Alive, she thought. The fear was back now, and the first presentiment of nausea. He was still alive. He couldn’t still be alive when the crash came. He’d had a gun. She had to find what had happened to it. With fingers quickly growing numb, she pulled the little pistol from under him.
“Partners,” she said, and fired two rounds into his head. Even over the gambling decks, they had to have heard it. She forced herself to the metal door and checked the lock. It was bolted. Unless someone had a key or cut through it, she was all right. She could rest. They wouldn’t call the police. She hoped they wouldn’t call the police.
She slid to the floor. Sweat poured down her face and she began shaking. It seemed unfair that she’d lose time during the glorious and redemptive violence and have to fight to stay conscious through the physiological crash that followed, but she couldn’t afford to sleep. Not here. She hugged her knees to her chest, sobbing not because she felt sorrow or fear, but because it was what her flesh did when she was coming down. Someone was knocking at the door, but the sound was uncertain. Tentative. Just a few minutes, and she’d be… not all right. Not that. But good enough. Just a few minutes.
This was why glandular modification had never taken root in the military culture. A squad of soldiers without hesitation or doubt, so full of adrenaline they could tear their own muscles and not care, might win battles. But the same fighters curled up and mewling for five minutes afterward would lose them again. It was a failed technology, but not an unavailable one. Enough money, enough favors to call in, and enough men of science who had been cured of conscience. It was easy. The easiest part of her plan, really.
Her sobs intensified, shifted. The vomiting started. She knew from experience that it wouldn’t last long. Between retching, she watched the bodybuilder’s chest heaving for air through his ruined throat, but he was already gone. The smell of blood and puke thickened the air. Melba caught her breath, wiping the back of her hand against her lips. Her sinuses ached, and she didn’t know if it was from the retching or the false glands that lay in that tender flesh. It didn’t matter.

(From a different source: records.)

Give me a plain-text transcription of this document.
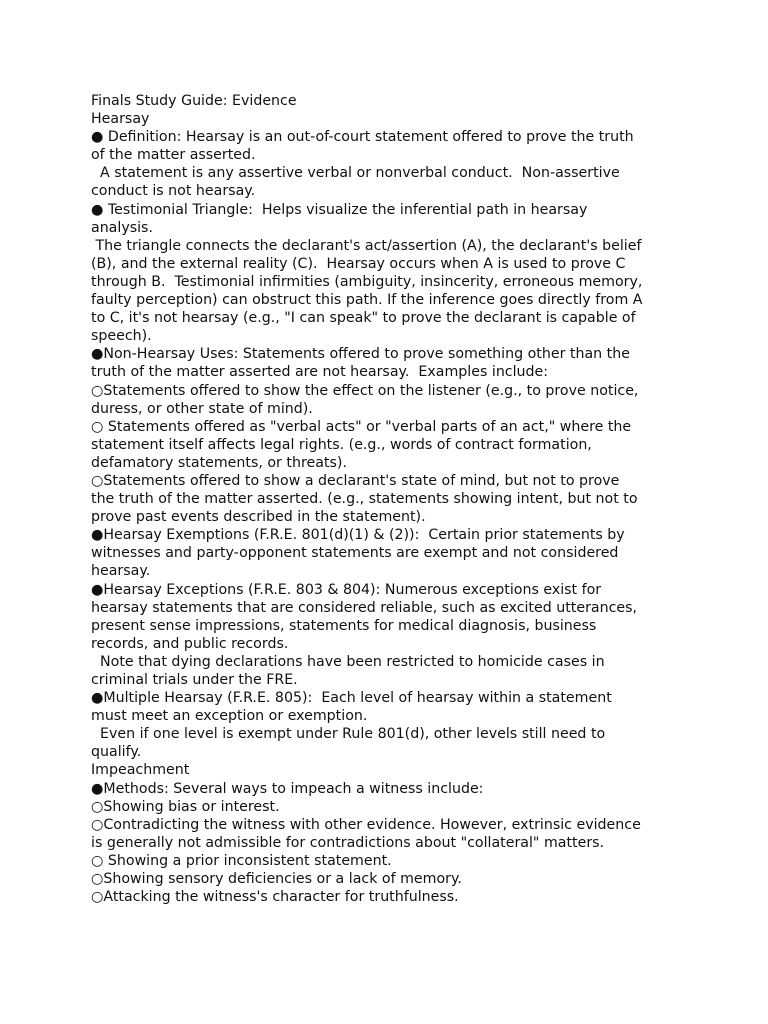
Finals Study Guide: Evidence
Hearsay
● Definition: Hearsay is an out-of-court statement offered to prove the truth
of the matter asserted.
A statement is any assertive verbal or nonverbal conduct.  Non-assertive
conduct is not hearsay.
● Testimonial Triangle:  Helps visualize the inferential path in hearsay
analysis.
The triangle connects the declarant's act/assertion (A), the declarant's belief
(B), and the external reality (C).  Hearsay occurs when A is used to prove C
through B.  Testimonial infirmities (ambiguity, insincerity, erroneous memory,
faulty perception) can obstruct this path. If the inference goes directly from A
to C, it's not hearsay (e.g., "I can speak" to prove the declarant is capable of
speech).
●Non-Hearsay Uses: Statements offered to prove something other than the
truth of the matter asserted are not hearsay.  Examples include:
○Statements offered to show the effect on the listener (e.g., to prove notice,
duress, or other state of mind).
○ Statements offered as "verbal acts" or "verbal parts of an act," where the
statement itself affects legal rights. (e.g., words of contract formation,
defamatory statements, or threats).
○Statements offered to show a declarant's state of mind, but not to prove
the truth of the matter asserted. (e.g., statements showing intent, but not to
prove past events described in the statement).
●Hearsay Exemptions (F.R.E. 801(d)(1) & (2)):  Certain prior statements by
witnesses and party-opponent statements are exempt and not considered
hearsay.
●Hearsay Exceptions (F.R.E. 803 & 804): Numerous exceptions exist for
hearsay statements that are considered reliable, such as excited utterances,
present sense impressions, statements for medical diagnosis, business
records, and public records.
Note that dying declarations have been restricted to homicide cases in
criminal trials under the FRE.
●Multiple Hearsay (F.R.E. 805):  Each level of hearsay within a statement
must meet an exception or exemption.
Even if one level is exempt under Rule 801(d), other levels still need to
qualify.
Impeachment
●Methods: Several ways to impeach a witness include:
○Showing bias or interest.
○Contradicting the witness with other evidence. However, extrinsic evidence
is generally not admissible for contradictions about "collateral" matters.
○ Showing a prior inconsistent statement.
○Showing sensory deficiencies or a lack of memory.
○Attacking the witness's character for truthfulness.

The knocking at the door was more desperate now. She could make out the voice of the fat man by the doo
r. No more time. She took the plastic envelope and shoved it in her pocket. Melba Alzbeta Koh crawled out the window and dropped to the street. She stank. There was blood on her hands. She was trembling with every step. The dim sunlight hurt, and she used the shadows of her hands to hide from it. In this part of Baltimore, a thousand people could see her and not have seen anything. The blanket of anonymity that the drug dealers and pimps and slavers arranged and enforced also protected her.
She’d be okay. She’d made it. The last tool was in place, and all she had to do was get to her hotel, drink something to put her electrolytes back in balance, and sleep a little. And then, in a few days, report for duty on the Cerisier and begin her long journey out to the edge of the solar system. Holding her spine straight, walking down the street, avoiding people’s eyes, the dozen blocks to her room seemed longer. But she would do it. She would do whatever had to be done.
She had been Clarissa Melpomene Mao. Her family had controlled the fates of cities, colonies, and planets. And now Father sat in an anonymous prison, barred from speaking with anyone besides his lawyer, living out his days in disgrace. Her mother lived in a private compound on Luna slowly medicating herself to death. The siblings—the ones that were still alive—had scattered to whatever shelter they could find from the hatred of two worlds. Once, her family’s name had been written in starlight and blood, and now they’d been made to seem like villains. They’d been destroyed.
She could make it right, though. It hadn’t been easy, and it wouldn’t be now. Some nights, the sacrifices felt almost unbearable, but she would do it. She could make them all see the injustice in what James Holden had done to her family. She would expose him. Humiliate him.
And then she would destroy him.
Chapter Four: Anna
Annushka Volovodov, Pastor Anna to her congregation on Europa—or Reverend Doctor Volovodov to people she didn’t like—was sitting in the high-backed leather chair in her office when the wife beater arrived.